Neither were they informed that in addition to burning tyres and throwing stones, the rioters on that beach on October 22nd engaged in additional activities which – had Bell bothered to mention them – would have helped audiences understand why the use of live fire was necessary.

“On October 22, 2018, the 13th mini-flotilla sailed towards Israel’s naval border. About 20 small boats set sail from the Beit Lahia shore. The mini-flotilla was accompanied by a demonstration on the beach, in which about 5,000 Gazans participated. During the demonstration rioters threw IEDs and hand grenades at IDF forces. Several rioters tried to approach the security fence but returned to the Gaza Strip. The ministry of health in the Gaza Strip reported that about twenty people had been injured in the demonstrations north of Beit Lahia.”

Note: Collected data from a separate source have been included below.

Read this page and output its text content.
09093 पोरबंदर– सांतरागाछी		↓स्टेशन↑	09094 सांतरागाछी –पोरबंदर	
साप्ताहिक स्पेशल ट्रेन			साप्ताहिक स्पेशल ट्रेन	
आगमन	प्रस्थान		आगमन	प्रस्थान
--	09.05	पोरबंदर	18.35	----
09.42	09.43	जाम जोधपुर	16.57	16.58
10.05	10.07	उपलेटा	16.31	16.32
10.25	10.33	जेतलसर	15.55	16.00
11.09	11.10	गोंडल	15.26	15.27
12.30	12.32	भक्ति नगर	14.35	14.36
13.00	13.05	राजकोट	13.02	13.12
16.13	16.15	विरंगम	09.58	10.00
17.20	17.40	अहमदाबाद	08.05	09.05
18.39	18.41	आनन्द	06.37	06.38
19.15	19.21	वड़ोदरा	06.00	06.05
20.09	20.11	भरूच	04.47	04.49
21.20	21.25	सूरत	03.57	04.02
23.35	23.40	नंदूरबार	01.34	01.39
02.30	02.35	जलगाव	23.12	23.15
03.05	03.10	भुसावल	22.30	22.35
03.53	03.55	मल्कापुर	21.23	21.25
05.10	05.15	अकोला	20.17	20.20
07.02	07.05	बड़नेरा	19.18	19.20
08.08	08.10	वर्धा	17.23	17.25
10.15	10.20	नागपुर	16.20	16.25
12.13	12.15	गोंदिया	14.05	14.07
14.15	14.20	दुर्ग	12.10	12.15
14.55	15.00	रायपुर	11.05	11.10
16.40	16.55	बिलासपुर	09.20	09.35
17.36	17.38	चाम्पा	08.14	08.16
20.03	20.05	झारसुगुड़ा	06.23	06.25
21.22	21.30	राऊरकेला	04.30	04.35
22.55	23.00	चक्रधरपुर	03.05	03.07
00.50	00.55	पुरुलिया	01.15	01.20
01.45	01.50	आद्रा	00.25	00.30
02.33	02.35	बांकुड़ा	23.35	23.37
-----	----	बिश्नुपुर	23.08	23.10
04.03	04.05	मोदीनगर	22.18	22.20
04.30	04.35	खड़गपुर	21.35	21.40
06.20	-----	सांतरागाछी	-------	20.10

Later on in the article, readers saw more downplaying of the violent nature of the ‘Great Return March’ events:

“Palestinians in Gaza have been protesting weekly along the border with Israel since March. The protests, orchestrated by the territory’s militant Hamas rulers, are held in support of the declared right of Palestinian refugees to return to their ancestral homes in what is now Israel.”

BBC audiences were not informed that the intention of the demand for the so-called ‘right of return’ is the elimination of the Jewish state.

With regard to the photograph itself, readers were told that:

“The image has been shared widely, with many social media users likening it to Eugene Delacroix’s famous painting of the 1830 Paris uprising – Liberty Leading the People.”

While Delacroix’s painting portrayed French protesters rising up against their monarch, the subject of this photograph was not demonstrating against his own corrupt and inept rulers. Bell made no effort to explain to BBC audiences that the Gaza Strip has not been under Israeli control for over thirteen years and so the comparison made by “many social media users” is clearly redundant. Moreover, his narrative framing continued: 

“Where some saw biblical symbolism of a David versus Goliath struggle, others viewed the stylish image as glorification of violence.”

Nevertheless, as we see, the BBC did indeed consider it appropriate to provide amplification to the politically motivated romanticisation of an image of a person participating in violent rioting encouraged, organised and facilitated by a terror group.